Look at it differently: the velocity of money improved in October and November of 2009…

velocity_chart.png

… but then took a step back in December of 2009. If this trend continues, non-energy prices are sure to back down much further. There’s just no support for price action at this time – the Fed can’t pull back… it probably should be putting more in.

Note on data: Macroeconomic Advisers now publishes a blog where they make available their calculated monthly GDP series (nominal and real) to the public (thank you).


Originally published at News N Economics and reproduced here with the author’s permission.

2 Responses to “CPI + Velocity = Trouble”

Wilson SiuFebruary 22nd, 2010 at 3:24 pm

So what if non-energy prices does back down further? How is that bad?Instead of worrying that prices will go down, one may perhaps worry that while the velocity of money is so low, CPI has not gottne lower than the current figure.

The AlarmistFebruary 26th, 2010 at 3:33 am

The title is misleading. It should be “Low CPI plus slowing velocity of money = Trouble.”Having said that, I agree with Wilson Siu above, that a slowing velocity of money may be masking darker aspects of inflation.

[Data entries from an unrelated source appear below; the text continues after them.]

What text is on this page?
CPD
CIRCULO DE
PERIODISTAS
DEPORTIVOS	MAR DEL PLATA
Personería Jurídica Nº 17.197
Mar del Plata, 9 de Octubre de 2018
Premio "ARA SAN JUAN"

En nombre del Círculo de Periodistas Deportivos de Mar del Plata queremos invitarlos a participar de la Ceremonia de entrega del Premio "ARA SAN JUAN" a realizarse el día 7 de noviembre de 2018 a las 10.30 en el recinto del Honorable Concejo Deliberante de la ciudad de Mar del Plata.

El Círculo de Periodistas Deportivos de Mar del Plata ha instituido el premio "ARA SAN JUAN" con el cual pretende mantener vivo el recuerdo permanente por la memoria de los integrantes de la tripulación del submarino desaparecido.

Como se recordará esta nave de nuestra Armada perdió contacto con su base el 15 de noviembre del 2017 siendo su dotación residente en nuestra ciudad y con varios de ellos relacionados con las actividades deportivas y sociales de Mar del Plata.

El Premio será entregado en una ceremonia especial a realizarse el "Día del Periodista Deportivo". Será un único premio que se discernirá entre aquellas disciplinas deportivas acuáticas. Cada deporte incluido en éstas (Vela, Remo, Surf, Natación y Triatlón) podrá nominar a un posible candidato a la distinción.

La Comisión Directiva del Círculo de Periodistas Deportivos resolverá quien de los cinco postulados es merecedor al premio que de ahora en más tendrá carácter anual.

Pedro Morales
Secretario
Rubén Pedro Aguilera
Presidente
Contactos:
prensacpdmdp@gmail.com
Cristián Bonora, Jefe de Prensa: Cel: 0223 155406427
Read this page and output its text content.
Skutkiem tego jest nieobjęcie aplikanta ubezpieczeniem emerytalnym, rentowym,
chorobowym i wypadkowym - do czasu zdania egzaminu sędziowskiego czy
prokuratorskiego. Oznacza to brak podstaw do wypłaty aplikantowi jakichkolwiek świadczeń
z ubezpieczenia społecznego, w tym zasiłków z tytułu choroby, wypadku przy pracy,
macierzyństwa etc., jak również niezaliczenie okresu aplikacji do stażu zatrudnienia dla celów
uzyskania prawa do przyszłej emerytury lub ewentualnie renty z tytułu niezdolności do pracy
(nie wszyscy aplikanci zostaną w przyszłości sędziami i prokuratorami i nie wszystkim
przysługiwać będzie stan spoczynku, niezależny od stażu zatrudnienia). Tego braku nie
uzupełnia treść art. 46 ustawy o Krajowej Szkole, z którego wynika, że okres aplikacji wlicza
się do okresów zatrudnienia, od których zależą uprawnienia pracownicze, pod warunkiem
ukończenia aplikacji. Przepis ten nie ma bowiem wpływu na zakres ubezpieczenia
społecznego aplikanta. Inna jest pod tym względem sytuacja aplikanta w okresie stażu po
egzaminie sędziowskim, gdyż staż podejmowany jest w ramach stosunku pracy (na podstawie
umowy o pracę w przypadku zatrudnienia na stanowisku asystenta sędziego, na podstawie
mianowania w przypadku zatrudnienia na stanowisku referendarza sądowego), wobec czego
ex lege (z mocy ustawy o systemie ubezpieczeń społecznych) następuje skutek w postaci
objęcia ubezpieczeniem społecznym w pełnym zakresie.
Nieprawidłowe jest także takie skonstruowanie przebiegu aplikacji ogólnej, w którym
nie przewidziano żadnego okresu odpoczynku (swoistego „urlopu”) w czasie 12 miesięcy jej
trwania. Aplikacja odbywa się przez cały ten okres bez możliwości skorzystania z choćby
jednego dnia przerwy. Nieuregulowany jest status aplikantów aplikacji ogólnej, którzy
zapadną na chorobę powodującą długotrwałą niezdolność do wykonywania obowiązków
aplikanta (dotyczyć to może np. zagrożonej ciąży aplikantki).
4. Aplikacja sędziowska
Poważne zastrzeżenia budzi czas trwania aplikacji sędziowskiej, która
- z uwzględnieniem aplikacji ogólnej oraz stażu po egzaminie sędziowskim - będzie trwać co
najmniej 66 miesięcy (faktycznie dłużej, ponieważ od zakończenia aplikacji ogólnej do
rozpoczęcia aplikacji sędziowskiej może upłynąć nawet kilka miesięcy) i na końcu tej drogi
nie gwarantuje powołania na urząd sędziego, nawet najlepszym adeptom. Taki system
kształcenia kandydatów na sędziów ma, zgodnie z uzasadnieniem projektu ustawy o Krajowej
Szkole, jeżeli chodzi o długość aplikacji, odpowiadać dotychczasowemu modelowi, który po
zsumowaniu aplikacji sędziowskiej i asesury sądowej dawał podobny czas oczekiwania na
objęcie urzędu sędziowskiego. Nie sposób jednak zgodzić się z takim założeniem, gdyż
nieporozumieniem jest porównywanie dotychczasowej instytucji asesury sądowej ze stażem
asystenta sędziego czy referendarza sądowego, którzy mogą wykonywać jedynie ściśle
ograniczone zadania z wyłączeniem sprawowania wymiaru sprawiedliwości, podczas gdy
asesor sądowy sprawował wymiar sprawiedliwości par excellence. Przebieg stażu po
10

The gas I buy to the store keeps bouncing up and down in price to the extent that any trend is not statistically significant, but the costs of the food I buy while at the store has been inexorably increasing over the past few years. Meanwhile, my housing costs have held steady and not declined, while other housing-related costs and taxes have increased. If those aren’t core indicators, then what is?